This morning, Ed Kilgore ruminates on the contrast between non-statistical political prognosticators like Stu Rothenberg, Charlie Cook, and (heh) S.E. Cupp, who are very bullish on the Republicans’ prospects in the midterms, and more rigorous analysts at 538, the Election Lab, and The Upshot, who began as Republican bulls but become more bearish everyday. There’s also San Wang of the Princeton Election Consortium who has been bullish on the Democrats from the beginning, and remains so.

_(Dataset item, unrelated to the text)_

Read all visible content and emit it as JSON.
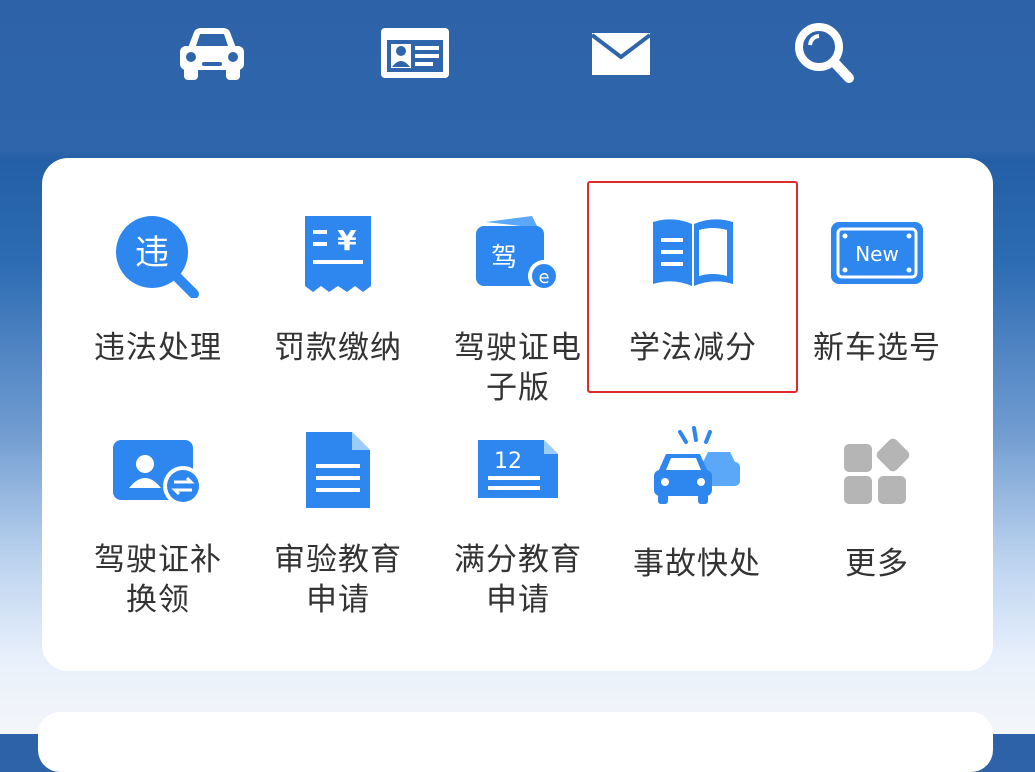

The thing to remember here is that if you are going to compare the bias of liberal statisticians to the bias of conservative pundits, the statisticians have a built in advantage in that they are mainly driven by data. They may make assumptions based on “feel” but they are less susceptible to letting their heart determine their predictions. In other words, the statisticians have an anchor that keeps them from sailing very far afield from reality. This is not true for Stu Rothenberg, who just last week allowed himself to get caught up in irrational exuberance.
Both Rothenberg and Cook are well-respected analysts who have a reputation for disinterested prognostication, but they both have a clear record of overestimating the Republicans’ strength. S.E. Cupp is a partisan hack with no demonstrated record of predicting anything accurately.
A long time ago I predicted that the Democrats would win every competitive Senate race. I’ve had to back off of that because the data in Kentucky don’t support that conclusion right now. Unforeseen events in Montana also caused that election to fall out of the competitive category. And, while I was one of the first to realize that Kansas could become competitive, I only foresaw that about a week before it became a reality, and only with the assistance of Sam Wang.
But there were concrete reasons that I thought that Kay Hagan, Jeanne Shaheen, Michelle Nunn, Mark Pryor, Mary Landrieu and Mark Begich would win, regardless of what the early polls were saying. And those reasons were a combination of the weakness of opponents and the historical strength of either the candidates or the candidates’ families in their particular states. The Nunn, Pryor, Landrieu, Grimes, and Begich families have a long history in their respective states that gives them strong cross-over appeal. In the case of Landrieu, she has a lot of support from the business community and, as Chairwoman of the Energy Committee, she’s invaluable to the oil and gas industries. In the case of Shaheen, she’s a popular ex-governor with a record of competence free from any whiff of scandal. In the case of Hagan, her opponent is the incredibly unpopular Speaker of the incredibly unpopular North Carolina House. With the exception of Michelle Nunn and Alison Lundergan Grimes, these are also incumbents who have large financial advantages over their opponents.
These are concrete race-specific reasons for favoring the Democrat in the race, and I am not at all surprised that the polls have stubbornly exceeded expectations, even in Kentucky where Grimes has fallen a little bit behind. Those who relied on historical markers or polls about the president’s popularity have been forced to respond to the difference between their expectations and reality, but the statisticians (excepting Wang, who did not rely on those factors) have seen their models move towards reality. Meanwhile, Rothenberg has to explain why the results he predicted and the momentum he observed have become become less likely (in the former case) and proven non-existent (in the latter) in the models.
Good analysis requires a reliance on polling analysts combined not with historical markers but with very race-specific inspection.